PhD student Kuang-Yi wins Bio Art & Design Award 2022 for Filthy Anatomy
A ‘filthy’ inclusive anatomy book Filthy Anatomy by Kuang-Yi Ku and Henry de Vries (Amsterdam UMC/GGD) is among the winning projects of the eleventh Bio Art & Design (BAD) Award, selected this week in Eindhoven. Winners each receive 25,000EUR to develop their proposal and create an installation that will be exhibited at the end of this year at MU Hybrid Art House.
This year’s winners were selected out of a long list of 120 proposals by artists and designers from all over the world who responded to the Open Call at the beginning of 2022. This long list was reduced to a short list of eleven contestants, who after a careful matchmaking got the opportunity to write a joint proposal together with a scientist/research connected to a prominent Dutch research institute.
Filthy Anatomy aims to challenge medical patriarchy and heteronormativity of anatomical education by expanding these to include speculative queer anatomies, and to unfold the anatomical interpretation of sexual minorities. Moreover, it explores the symbiosis between humans and microorganisms, resulting in ambiguous body borders.

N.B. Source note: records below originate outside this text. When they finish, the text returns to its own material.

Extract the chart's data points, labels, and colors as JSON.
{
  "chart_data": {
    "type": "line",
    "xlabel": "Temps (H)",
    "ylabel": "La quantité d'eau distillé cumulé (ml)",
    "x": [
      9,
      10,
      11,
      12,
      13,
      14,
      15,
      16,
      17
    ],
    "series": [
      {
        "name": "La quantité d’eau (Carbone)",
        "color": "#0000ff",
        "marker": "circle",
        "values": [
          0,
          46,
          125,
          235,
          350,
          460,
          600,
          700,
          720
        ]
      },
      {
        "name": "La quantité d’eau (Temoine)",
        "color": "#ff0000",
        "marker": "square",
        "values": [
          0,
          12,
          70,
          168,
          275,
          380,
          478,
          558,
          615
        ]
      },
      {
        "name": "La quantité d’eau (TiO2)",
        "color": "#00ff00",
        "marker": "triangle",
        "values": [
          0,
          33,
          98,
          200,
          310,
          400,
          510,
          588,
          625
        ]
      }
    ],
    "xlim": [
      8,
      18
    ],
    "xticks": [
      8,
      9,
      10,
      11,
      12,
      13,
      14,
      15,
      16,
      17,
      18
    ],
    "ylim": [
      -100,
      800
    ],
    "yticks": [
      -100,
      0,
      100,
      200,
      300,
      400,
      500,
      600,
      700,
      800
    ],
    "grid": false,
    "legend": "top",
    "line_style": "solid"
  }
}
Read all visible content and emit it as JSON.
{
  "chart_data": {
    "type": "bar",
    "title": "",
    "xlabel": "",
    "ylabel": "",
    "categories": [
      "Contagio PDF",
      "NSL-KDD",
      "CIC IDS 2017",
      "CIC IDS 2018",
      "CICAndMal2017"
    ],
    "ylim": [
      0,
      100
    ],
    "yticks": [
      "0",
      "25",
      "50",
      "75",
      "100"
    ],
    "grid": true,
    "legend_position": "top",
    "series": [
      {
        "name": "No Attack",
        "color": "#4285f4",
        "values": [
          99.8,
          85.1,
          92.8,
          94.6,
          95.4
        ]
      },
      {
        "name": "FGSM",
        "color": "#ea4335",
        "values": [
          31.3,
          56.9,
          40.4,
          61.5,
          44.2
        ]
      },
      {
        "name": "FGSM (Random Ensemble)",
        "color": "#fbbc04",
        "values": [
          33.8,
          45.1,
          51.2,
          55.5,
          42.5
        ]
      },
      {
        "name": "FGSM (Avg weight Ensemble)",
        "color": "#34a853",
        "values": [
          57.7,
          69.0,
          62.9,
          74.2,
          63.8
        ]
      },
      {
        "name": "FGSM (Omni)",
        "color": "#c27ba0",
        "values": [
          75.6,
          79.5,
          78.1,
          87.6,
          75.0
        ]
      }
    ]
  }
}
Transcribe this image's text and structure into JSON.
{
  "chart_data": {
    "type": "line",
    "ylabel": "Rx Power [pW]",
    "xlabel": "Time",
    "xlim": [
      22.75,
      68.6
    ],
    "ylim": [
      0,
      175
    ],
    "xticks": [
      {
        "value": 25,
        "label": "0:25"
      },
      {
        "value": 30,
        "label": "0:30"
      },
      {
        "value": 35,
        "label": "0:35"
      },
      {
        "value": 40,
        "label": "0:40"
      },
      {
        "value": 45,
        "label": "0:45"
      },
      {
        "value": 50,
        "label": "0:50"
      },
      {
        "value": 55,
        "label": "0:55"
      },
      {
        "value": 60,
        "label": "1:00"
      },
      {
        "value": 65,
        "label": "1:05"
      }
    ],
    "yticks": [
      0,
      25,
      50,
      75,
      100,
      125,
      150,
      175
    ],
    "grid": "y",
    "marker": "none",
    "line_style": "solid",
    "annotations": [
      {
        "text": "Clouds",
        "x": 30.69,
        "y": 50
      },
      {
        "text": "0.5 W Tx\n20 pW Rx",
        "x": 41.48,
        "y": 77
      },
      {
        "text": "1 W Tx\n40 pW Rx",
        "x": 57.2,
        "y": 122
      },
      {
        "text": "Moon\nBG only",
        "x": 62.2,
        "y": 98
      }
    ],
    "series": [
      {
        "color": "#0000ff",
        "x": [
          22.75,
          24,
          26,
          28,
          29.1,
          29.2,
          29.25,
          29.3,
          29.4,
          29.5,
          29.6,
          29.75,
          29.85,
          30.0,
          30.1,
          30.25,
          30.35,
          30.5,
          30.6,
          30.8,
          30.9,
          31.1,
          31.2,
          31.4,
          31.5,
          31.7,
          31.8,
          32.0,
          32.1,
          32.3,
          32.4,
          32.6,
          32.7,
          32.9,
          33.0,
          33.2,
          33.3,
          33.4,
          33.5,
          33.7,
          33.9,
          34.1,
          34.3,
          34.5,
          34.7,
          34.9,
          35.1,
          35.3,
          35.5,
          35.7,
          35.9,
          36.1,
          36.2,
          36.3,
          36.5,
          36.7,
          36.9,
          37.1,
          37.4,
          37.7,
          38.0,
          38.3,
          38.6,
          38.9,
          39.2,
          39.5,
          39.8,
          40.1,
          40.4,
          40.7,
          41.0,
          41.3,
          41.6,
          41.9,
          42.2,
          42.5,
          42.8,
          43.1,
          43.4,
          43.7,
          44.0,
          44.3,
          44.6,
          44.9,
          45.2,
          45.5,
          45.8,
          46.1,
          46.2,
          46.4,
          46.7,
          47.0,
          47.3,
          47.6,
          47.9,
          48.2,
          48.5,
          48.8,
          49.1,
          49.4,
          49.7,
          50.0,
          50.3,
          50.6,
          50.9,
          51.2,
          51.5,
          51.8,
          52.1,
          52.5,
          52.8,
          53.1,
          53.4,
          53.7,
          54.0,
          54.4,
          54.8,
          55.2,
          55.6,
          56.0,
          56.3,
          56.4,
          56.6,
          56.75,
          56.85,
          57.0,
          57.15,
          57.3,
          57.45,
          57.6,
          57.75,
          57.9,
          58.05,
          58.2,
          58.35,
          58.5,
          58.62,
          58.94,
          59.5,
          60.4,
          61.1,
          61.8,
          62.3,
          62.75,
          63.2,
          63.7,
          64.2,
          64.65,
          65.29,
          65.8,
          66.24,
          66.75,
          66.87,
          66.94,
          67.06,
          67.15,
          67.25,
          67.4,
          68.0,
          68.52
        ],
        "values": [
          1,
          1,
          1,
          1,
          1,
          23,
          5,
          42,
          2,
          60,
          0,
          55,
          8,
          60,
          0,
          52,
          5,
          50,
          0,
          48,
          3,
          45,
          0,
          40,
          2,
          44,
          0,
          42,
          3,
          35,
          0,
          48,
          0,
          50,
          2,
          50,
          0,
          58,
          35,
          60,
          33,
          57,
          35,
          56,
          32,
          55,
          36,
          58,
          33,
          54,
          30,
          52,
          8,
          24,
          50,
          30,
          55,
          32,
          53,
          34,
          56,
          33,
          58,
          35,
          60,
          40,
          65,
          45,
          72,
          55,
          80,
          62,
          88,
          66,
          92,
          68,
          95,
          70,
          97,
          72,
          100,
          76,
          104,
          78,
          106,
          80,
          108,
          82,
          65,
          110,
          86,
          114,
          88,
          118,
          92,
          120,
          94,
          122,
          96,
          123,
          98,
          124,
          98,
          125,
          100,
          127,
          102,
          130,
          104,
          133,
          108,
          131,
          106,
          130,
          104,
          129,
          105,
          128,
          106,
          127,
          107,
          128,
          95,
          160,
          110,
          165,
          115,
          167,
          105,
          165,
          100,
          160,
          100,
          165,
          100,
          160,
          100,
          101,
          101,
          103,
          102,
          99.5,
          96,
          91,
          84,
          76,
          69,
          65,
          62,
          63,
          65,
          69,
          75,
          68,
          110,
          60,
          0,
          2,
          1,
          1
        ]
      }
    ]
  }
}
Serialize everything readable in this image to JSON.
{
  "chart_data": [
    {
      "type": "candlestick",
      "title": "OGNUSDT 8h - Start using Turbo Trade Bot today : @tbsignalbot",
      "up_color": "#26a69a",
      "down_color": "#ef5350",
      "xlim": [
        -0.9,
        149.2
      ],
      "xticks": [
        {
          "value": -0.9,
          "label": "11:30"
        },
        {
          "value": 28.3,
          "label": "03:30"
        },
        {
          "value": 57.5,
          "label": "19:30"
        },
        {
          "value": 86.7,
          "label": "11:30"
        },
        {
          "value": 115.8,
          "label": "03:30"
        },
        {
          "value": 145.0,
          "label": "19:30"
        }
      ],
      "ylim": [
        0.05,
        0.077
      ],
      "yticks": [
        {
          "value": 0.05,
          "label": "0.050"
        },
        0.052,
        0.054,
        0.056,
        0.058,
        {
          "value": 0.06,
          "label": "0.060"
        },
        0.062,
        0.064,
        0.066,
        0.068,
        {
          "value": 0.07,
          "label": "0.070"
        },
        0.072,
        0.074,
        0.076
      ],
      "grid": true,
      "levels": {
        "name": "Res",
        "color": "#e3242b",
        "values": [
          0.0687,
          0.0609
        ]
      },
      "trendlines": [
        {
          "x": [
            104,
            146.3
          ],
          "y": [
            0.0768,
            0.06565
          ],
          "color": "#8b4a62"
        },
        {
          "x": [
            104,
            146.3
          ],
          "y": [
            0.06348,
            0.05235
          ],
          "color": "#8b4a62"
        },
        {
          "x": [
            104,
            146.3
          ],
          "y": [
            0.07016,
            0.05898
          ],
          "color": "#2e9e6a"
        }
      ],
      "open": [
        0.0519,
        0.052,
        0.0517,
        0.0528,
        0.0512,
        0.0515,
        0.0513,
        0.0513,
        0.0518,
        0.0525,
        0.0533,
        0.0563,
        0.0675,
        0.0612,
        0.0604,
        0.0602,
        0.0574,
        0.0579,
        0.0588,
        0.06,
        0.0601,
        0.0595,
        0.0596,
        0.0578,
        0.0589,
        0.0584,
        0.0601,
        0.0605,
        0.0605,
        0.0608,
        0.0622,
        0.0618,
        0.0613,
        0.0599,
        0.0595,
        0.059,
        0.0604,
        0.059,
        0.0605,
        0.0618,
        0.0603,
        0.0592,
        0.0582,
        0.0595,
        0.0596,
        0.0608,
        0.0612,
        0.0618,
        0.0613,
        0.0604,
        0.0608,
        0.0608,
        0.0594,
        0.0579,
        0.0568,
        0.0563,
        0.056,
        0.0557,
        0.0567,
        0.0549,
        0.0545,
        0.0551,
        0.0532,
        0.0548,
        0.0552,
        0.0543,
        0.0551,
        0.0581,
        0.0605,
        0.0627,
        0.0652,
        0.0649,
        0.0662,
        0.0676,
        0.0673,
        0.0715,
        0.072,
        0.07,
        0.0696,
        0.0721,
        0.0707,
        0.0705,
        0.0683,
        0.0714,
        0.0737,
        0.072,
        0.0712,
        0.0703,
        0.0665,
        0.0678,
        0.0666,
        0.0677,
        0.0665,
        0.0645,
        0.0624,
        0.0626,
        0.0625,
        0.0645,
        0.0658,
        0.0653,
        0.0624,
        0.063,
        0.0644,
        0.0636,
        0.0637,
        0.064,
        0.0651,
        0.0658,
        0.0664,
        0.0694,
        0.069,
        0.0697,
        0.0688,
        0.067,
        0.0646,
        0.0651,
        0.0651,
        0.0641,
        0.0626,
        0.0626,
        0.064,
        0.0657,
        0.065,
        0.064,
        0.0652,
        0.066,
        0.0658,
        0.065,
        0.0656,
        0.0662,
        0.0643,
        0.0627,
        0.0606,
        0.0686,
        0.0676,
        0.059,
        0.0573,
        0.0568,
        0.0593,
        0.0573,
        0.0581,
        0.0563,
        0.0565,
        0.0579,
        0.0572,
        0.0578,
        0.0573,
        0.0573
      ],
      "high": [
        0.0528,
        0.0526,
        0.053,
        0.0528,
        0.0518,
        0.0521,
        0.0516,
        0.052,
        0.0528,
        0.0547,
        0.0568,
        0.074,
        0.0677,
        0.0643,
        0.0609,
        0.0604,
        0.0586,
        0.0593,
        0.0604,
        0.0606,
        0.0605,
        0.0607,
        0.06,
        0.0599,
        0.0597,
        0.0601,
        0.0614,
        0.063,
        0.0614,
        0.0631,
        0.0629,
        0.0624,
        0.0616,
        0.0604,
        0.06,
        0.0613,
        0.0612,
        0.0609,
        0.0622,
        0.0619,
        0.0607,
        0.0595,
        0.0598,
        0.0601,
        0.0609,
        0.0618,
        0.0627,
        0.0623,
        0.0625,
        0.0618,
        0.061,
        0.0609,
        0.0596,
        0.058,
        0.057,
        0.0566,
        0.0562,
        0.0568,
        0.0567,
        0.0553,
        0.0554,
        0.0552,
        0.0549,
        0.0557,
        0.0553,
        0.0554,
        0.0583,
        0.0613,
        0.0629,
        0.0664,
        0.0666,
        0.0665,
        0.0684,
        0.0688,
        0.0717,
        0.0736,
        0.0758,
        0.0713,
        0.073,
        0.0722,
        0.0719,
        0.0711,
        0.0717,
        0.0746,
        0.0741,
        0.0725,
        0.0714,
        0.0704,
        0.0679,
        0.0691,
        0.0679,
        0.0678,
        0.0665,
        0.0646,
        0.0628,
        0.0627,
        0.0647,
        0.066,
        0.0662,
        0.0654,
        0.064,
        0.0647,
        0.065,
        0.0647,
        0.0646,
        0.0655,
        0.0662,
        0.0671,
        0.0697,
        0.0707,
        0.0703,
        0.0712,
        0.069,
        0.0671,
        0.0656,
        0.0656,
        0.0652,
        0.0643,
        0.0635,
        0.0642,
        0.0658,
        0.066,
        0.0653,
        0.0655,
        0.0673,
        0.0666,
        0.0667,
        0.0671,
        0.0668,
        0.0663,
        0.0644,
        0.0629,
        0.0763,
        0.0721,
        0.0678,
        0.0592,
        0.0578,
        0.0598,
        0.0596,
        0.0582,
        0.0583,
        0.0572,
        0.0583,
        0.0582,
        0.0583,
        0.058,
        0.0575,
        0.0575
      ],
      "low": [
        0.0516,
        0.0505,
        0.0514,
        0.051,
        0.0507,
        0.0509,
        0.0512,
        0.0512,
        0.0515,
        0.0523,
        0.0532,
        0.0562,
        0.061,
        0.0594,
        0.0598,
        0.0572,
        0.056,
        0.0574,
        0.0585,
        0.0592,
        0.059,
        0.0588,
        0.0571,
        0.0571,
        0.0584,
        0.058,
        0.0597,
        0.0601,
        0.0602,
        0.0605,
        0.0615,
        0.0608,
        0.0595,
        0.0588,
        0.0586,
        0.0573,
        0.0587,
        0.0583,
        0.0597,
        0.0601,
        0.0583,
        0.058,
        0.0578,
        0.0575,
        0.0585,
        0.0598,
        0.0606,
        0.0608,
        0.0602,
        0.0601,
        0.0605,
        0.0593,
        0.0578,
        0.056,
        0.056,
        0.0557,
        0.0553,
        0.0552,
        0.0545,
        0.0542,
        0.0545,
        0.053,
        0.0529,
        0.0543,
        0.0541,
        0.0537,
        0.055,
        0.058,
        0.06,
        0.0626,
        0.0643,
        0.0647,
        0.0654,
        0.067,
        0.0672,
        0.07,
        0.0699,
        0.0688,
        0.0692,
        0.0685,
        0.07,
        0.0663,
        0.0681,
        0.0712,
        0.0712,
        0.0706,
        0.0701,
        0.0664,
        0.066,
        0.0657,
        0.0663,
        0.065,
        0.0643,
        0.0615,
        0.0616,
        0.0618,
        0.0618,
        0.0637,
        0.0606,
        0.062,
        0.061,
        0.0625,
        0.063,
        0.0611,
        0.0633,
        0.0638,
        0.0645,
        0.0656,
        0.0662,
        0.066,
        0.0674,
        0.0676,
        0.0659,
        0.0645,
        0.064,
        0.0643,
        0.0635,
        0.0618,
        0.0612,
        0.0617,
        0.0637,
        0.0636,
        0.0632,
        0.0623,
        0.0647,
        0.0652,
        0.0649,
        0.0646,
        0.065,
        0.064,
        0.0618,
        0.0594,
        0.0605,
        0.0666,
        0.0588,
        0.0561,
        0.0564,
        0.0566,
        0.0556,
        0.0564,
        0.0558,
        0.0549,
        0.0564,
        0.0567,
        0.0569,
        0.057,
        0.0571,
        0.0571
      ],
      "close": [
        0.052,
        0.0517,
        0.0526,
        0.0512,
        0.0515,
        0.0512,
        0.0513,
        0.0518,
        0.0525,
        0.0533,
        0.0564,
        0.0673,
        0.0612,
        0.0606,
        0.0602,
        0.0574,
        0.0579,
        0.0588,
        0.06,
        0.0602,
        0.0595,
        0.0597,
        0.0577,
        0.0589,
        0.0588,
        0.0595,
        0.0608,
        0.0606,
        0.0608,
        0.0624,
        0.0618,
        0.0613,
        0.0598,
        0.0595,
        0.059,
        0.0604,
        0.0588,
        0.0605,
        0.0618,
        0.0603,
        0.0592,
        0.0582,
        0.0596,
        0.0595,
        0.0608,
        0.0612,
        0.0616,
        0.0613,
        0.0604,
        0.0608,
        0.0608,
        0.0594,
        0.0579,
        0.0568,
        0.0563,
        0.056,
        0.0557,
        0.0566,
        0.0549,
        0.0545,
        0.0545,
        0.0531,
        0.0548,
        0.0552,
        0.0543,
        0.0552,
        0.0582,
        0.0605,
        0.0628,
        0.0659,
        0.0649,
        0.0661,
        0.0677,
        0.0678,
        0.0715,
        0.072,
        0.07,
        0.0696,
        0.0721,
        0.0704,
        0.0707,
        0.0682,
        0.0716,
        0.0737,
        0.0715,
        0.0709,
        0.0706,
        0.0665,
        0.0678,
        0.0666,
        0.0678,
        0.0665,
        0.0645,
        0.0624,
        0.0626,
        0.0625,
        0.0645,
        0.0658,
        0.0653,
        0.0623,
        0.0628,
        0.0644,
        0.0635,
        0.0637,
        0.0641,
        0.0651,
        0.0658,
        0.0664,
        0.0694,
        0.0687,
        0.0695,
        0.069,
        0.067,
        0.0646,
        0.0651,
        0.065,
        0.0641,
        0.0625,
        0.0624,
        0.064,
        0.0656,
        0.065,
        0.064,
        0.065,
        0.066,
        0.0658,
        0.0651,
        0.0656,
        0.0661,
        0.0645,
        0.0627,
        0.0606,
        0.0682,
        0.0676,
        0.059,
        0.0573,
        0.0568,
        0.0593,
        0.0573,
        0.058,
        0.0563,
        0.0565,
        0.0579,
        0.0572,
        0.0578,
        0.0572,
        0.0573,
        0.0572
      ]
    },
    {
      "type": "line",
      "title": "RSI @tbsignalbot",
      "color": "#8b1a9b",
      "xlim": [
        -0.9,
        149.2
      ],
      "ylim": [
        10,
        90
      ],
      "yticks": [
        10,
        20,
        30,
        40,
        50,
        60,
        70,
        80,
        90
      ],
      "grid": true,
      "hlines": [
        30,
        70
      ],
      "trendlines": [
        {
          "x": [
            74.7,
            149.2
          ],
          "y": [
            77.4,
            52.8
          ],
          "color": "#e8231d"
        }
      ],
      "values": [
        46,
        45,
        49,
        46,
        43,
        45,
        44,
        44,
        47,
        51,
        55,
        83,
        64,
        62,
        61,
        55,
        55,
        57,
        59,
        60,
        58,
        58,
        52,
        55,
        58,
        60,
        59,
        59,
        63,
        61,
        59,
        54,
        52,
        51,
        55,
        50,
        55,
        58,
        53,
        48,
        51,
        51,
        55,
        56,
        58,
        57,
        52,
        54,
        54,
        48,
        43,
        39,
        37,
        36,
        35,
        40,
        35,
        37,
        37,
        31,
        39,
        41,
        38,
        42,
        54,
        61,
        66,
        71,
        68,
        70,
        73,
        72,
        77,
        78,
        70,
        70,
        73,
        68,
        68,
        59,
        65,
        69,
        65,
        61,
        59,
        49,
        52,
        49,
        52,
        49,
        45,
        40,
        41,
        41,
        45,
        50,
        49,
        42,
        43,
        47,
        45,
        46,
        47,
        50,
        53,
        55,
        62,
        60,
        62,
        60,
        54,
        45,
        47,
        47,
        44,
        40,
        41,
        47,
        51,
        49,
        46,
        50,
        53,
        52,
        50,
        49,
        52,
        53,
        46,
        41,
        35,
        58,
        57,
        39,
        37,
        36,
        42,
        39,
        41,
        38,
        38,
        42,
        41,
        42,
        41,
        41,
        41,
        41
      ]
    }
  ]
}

The jury welcomes this re-examination of how we look at our bodies and how parts of the medical profession remain stuck in educational resources, like the foundational Atlas of Human Atonomy that dates back to the fifties of the 20th Century. The team will, in a decentralised way, remake this book into an Atlas of Filthy Anatomy, signalling how knowledge building is practiced and re-evaluating textbooks and the power they are grant. The jury was compelled by the notion of microbial exchanges during sex acts that are unknown or misunderstood. This inspired the memory of a quote from Alfred Kinsey (1966), who wrote: ‘the only unnatural sex act is that which you cannot perform’.